Bestiaire n°1 : Aranae Par Sophie Kaplan « L’enseignement de l’araignée n’est pas pour la mouche. » Henri Michaux, Face aux verrous, 1954
Au regard de la fortune que connaissent les araignées au cinéma (et tout particulièrement dans le cinéma fantastique) 1 mais aussi dans la littérature2, la place de ces tisseuses au sein des arts plastiques est, étrangement, plutôt modeste. Les siècles passés ont tout de même laissé quelques exemples célèbres et saisissants.
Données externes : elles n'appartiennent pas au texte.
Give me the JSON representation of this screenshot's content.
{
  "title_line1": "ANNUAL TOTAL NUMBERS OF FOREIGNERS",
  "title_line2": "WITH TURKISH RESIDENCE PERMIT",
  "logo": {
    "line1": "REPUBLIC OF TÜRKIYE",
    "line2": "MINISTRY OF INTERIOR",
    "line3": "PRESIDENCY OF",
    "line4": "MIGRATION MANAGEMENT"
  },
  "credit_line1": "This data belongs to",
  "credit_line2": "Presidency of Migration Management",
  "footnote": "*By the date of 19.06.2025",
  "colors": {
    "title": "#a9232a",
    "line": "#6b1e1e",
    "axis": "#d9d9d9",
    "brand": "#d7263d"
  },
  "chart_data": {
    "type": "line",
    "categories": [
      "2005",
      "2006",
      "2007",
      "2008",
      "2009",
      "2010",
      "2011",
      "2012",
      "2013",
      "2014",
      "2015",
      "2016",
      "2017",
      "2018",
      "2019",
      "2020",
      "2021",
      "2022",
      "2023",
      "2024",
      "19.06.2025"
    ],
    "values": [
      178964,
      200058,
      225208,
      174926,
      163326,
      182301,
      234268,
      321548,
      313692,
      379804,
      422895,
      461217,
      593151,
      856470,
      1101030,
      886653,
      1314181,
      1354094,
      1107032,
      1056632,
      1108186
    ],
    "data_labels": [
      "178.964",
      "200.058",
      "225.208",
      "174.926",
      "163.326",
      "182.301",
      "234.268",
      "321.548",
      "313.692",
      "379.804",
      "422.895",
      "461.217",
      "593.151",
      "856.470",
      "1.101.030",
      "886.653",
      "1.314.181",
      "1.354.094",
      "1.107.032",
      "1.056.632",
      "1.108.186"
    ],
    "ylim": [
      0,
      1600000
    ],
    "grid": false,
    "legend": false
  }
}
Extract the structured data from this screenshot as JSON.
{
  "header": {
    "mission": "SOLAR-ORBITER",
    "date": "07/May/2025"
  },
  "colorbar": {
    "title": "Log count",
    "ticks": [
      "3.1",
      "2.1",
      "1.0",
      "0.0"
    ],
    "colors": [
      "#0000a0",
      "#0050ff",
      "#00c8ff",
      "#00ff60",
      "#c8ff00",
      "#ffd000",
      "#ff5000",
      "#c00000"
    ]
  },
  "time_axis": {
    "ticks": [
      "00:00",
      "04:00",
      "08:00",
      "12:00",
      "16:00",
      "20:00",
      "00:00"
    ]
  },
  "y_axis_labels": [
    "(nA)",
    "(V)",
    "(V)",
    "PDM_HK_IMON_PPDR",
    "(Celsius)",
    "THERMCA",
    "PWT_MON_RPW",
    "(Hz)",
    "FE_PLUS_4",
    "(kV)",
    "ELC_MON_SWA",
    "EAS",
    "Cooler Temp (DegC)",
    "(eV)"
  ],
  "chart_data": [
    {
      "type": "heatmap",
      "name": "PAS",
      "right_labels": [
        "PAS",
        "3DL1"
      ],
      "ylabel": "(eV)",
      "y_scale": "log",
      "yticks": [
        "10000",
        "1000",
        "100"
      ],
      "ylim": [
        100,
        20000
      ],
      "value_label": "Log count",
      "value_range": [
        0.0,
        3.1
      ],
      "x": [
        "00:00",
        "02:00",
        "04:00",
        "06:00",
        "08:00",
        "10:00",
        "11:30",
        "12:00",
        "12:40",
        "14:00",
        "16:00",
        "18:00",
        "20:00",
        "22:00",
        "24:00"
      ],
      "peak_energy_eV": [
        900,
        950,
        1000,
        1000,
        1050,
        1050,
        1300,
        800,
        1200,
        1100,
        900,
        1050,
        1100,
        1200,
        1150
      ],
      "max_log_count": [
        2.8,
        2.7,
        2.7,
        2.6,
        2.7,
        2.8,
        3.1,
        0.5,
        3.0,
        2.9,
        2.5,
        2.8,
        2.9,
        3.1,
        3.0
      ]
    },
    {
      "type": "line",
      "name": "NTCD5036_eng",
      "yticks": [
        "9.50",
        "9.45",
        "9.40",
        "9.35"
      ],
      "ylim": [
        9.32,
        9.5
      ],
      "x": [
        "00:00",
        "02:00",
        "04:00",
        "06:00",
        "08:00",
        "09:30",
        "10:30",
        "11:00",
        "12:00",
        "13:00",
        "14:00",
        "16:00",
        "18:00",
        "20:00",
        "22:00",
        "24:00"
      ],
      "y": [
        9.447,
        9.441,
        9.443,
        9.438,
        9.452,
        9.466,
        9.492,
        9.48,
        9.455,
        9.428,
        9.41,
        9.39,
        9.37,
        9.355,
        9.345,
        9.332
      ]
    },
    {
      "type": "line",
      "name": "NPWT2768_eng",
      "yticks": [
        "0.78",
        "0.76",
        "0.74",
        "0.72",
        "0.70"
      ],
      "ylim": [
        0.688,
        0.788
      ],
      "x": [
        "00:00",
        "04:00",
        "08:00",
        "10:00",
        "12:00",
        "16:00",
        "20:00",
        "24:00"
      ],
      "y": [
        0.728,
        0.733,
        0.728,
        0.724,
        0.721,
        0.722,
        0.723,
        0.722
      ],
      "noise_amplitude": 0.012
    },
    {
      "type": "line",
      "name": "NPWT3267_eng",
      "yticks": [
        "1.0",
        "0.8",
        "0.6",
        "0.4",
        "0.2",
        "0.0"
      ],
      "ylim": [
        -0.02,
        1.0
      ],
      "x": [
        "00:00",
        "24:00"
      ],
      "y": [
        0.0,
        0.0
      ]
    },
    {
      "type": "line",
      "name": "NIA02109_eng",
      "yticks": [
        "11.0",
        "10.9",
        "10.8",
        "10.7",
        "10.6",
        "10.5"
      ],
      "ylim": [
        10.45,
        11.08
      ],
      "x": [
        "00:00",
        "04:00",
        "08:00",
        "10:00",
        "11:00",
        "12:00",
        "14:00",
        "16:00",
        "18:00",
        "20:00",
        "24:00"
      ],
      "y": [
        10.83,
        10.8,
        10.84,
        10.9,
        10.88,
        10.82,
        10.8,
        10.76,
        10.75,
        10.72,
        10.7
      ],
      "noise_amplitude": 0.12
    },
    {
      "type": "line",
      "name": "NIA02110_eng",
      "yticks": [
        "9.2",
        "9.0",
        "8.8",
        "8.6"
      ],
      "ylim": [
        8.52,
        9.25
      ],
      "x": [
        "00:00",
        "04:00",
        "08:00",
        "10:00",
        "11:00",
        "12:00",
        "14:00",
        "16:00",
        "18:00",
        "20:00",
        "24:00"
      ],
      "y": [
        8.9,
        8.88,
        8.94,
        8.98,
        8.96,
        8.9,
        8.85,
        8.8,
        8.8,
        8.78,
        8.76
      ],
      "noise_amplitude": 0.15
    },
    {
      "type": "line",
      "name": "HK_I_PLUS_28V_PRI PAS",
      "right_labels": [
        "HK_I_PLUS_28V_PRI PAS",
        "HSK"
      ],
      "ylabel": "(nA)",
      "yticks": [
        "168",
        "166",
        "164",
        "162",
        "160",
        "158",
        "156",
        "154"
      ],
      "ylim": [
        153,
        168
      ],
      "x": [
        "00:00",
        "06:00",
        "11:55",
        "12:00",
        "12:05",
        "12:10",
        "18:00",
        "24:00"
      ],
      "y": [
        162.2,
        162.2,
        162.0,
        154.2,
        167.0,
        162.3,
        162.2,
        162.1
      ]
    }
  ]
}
On pense à Véronèse3, aux réinterprétations du mythe d’Arachné par Rubens4 ou Vélasquez5, aux bêtes noires d’Odilon Redon6, aux ‘étoiles’ d’araignées surréalistes, aux géantes de Louise Bourgeois7, aux quadrillages de Sol Lewitt et il apparaît très vite que la symbolique de l’araignée connaît autant de ramifications qu’une toile compte de filaments et que, selon les époques et les civilisations, la velue aux huit pattes peut figurer la liberté, la mort, le travail, l’ordre, la féminité, l’artiste, etc8... L’araignée et sa toile constituent donc un formidable espace de projection pour nos fantasmes, nos rêves et nos conceptions du monde. En témoignent tout récemment les œuvres de deux jeunes artistes : Tomas Saraceno et Virginie Yassef. L’installation de l’artiste argentin Tomas Saraceno présentée à la Biennale de Venise porte un titre à la fois concret et rêveur : Galaxies forming along filaments, like droplets along the strands of a spider’s web9. Occupant l’une des salles principales du Palais des expositions, de grands fils noirs traversent l’espace, dessinant une géométrie
Virginie Yassef, The eyes sees for us, but do we see what it sees ?, dessin recherche, 21 x 29,7cm, 2009, courtesy Galerie GP&N Vallois, Paris
qui tient à la fois de la toile d’araignée et de la constellation (telle que conceptualisée par les récentes théories d’astrophysique). Pour concevoir sa pièce, Tomas Saraceno s’est inspiré directement des toiles tissées par les veuves noires, capables de supporter des charges extrêmes en recourant à une géométrie complexe. Il y a quelques mois, en visitant son atelier de Francfort, on pouvait y voir quelques représentantes de la terrifiante espèce en plein filage. Leur travail a été filmé, étudié puis reproduit à l’échelle d’une œuvre d’art monumentale. L’œuvre de Saraceno se rapproche ainsi d’une symbolique indo-européenne ancestrale qui associe l’araignée au cosmos et au spirituel, en même temps qu’elle propose un autre monde possible, inspiré des architectures utopiques. Ce ne sont pas des veuves noires, mais une mygale naturalisée qui a fait son nid depuis quelques semaines dans l’atelier de Virginie Yassef. Dans l’exposition de l’artiste française à la galerie Vallois 10, les araignées sont partout et sous toutes les formes : à l’encre dans des dessins commandités par l’artiste à sa mère, en volume dans une sculpture tapie dans l’ombre et dont les yeux tournent de façon hypnotique, au crayon dans les reports d’une vingtaine de toiles de différentes espèces, qui dessinent à même le mur une cartographie abstraite. Entre suspens cinématographique, peur primale et relevés subjectifs du monde, la proposition arachnéenne de Virginie Yassef trace les lignes d’un effroi sans frayeur ni terreur11 et construit un univers où le réel, pris au dépourvu, devient magique.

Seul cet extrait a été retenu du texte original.